Congestion arises in cluster-based supercomputers due to contention for links, spreads due to oversubscription of communication resources, and reduces performance. We mitigate it using efficient, scalable adaptive routing and explicit rate calculation. We use virtual circuits for in-order packet delivery; path setup is performed by switches locally with no blocking or backtracking. For random permutations in a slightly enriched fat-tree topology, maximum contention is reduced by up to 50% relative to static routing, but only rate control can translate this into actual gain. Unfortunately, TCP's window-based rate control fails because of the low bandwidth-delay product, and small buffers moreover cause congestion spreading even with a single-packet window.
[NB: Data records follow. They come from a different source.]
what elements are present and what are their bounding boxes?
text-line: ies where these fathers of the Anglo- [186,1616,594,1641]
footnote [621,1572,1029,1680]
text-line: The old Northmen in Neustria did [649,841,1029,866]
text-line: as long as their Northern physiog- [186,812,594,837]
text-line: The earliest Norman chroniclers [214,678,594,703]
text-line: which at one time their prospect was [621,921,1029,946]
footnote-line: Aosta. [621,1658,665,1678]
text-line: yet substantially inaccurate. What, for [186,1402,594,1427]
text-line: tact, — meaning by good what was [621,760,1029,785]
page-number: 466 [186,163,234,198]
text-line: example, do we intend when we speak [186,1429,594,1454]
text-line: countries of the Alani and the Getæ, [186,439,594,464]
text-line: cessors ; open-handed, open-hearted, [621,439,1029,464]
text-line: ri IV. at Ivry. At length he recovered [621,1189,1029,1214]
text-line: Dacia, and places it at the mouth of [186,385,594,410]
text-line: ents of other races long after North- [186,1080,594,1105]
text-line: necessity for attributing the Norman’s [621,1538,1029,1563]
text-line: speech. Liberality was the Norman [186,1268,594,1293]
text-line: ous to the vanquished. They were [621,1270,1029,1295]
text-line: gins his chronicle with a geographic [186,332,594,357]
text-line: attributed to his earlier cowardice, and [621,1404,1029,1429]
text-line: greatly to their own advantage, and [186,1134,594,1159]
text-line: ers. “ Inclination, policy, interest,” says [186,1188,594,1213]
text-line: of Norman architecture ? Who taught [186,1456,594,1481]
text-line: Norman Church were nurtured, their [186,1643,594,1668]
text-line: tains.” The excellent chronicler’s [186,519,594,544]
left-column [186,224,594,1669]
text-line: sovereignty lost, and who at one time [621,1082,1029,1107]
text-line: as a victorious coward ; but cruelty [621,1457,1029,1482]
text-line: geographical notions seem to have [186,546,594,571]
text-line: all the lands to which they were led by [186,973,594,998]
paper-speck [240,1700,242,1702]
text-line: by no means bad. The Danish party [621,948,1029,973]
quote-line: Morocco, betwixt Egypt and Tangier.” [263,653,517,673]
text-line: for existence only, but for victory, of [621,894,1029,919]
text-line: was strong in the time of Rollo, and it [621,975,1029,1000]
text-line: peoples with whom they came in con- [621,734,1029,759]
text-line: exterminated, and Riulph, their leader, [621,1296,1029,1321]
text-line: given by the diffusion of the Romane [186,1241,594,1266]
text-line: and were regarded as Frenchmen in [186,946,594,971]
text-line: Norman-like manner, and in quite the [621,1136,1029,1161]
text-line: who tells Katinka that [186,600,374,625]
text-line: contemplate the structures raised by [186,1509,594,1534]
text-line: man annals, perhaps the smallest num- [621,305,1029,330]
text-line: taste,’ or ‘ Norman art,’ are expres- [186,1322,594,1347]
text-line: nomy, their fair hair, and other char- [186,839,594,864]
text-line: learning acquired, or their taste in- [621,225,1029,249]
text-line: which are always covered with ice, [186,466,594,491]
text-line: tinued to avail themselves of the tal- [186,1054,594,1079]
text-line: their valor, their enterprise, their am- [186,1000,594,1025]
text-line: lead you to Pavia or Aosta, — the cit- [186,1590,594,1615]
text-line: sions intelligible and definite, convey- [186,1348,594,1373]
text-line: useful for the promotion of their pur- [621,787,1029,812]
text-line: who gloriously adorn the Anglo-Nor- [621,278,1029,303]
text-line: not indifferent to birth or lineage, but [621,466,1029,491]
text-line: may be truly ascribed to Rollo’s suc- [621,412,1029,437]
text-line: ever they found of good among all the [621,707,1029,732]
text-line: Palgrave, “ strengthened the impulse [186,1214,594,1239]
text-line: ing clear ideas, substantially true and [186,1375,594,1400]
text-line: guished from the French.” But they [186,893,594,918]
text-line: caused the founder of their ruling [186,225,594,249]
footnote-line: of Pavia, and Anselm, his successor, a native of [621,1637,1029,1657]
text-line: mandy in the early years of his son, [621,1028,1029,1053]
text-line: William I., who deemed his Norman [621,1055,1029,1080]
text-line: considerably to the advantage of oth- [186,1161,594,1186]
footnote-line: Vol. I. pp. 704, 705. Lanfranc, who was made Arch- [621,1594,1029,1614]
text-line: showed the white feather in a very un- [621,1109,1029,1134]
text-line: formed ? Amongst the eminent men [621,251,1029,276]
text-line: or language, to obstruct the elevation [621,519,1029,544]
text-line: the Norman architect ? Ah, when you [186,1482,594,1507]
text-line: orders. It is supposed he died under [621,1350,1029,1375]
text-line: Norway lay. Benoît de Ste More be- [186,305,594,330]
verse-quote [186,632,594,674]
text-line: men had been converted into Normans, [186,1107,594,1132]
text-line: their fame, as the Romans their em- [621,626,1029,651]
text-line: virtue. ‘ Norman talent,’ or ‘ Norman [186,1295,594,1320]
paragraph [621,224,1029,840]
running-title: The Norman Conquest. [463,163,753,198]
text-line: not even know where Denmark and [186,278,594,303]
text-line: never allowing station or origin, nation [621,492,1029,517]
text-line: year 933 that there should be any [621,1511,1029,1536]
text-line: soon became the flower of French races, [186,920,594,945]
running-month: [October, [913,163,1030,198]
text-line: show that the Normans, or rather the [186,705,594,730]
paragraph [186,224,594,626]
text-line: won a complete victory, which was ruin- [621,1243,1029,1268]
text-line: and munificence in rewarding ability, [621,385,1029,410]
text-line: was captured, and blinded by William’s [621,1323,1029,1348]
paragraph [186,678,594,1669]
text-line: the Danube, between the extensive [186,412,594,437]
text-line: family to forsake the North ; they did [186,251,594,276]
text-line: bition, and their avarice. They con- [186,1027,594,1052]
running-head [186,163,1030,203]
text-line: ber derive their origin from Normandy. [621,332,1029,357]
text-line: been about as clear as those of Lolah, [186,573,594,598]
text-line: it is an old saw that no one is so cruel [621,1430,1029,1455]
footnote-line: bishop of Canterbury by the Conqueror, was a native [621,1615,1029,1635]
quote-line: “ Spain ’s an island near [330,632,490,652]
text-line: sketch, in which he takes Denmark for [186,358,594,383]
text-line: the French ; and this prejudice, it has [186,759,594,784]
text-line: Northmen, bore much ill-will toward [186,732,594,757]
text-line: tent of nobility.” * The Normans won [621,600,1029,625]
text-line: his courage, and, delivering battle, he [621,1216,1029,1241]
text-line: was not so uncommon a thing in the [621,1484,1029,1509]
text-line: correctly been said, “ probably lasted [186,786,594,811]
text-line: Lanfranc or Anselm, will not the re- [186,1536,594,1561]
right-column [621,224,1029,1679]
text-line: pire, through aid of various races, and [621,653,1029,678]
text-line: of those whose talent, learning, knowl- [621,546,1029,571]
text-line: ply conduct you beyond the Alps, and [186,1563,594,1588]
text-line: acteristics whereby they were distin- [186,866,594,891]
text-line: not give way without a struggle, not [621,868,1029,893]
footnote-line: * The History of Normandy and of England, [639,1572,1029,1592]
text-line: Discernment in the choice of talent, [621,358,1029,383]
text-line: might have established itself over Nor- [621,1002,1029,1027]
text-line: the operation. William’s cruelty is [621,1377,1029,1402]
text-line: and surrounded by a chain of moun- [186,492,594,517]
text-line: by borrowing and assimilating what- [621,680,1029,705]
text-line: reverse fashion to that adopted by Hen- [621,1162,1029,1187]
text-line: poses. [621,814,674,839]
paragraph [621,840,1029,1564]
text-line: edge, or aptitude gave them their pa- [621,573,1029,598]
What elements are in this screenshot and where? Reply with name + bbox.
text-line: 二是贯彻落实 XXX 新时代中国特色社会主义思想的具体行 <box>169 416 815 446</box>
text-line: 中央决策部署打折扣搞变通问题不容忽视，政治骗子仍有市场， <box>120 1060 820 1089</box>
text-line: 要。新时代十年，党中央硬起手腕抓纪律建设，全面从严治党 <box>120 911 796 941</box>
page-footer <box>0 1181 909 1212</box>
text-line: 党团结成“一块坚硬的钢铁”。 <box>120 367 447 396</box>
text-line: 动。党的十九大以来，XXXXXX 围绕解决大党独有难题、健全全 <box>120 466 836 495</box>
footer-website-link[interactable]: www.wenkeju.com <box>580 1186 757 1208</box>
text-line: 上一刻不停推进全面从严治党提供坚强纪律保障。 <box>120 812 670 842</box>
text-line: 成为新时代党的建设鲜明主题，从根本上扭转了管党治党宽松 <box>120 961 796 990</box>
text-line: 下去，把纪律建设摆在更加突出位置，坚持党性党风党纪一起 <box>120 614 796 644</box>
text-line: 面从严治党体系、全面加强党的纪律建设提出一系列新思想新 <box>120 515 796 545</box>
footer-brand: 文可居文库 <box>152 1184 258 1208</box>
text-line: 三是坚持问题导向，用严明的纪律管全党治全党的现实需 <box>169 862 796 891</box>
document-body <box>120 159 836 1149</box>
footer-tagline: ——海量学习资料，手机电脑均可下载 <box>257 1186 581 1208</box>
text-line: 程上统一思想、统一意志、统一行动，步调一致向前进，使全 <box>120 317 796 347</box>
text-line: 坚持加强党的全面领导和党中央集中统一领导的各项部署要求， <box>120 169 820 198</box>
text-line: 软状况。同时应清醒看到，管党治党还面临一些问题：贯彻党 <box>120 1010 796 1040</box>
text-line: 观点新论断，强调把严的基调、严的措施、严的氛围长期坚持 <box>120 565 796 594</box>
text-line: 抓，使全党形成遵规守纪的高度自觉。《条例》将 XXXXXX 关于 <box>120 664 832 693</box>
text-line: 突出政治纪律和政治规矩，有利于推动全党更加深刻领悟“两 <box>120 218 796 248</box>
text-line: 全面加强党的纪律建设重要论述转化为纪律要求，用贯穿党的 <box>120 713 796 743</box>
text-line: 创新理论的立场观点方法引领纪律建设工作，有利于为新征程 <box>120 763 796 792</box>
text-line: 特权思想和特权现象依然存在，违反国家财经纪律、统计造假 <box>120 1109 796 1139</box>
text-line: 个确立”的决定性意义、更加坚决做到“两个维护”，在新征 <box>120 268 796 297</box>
InfiniBand's CCA employs multiple parameters, which must apparently be tuned per topology and traffic pattern. Focusing on phase-based applications, we present a distributed explicit rate-assignment algorithm for completion-time minimization of the communication phase (min-max flow completion). Also, a generally applicable packet-injection scheme for a source with different-rate flows that realizes desired rates even with very small switch buffers. Simulations show that adaptive routing alone is ineffective, rate control's effectiveness is limited, yet together they shorten the communication phase by tens of percents. Finally, our explicit rate-calculation algorithm is faster than current reactive schemes.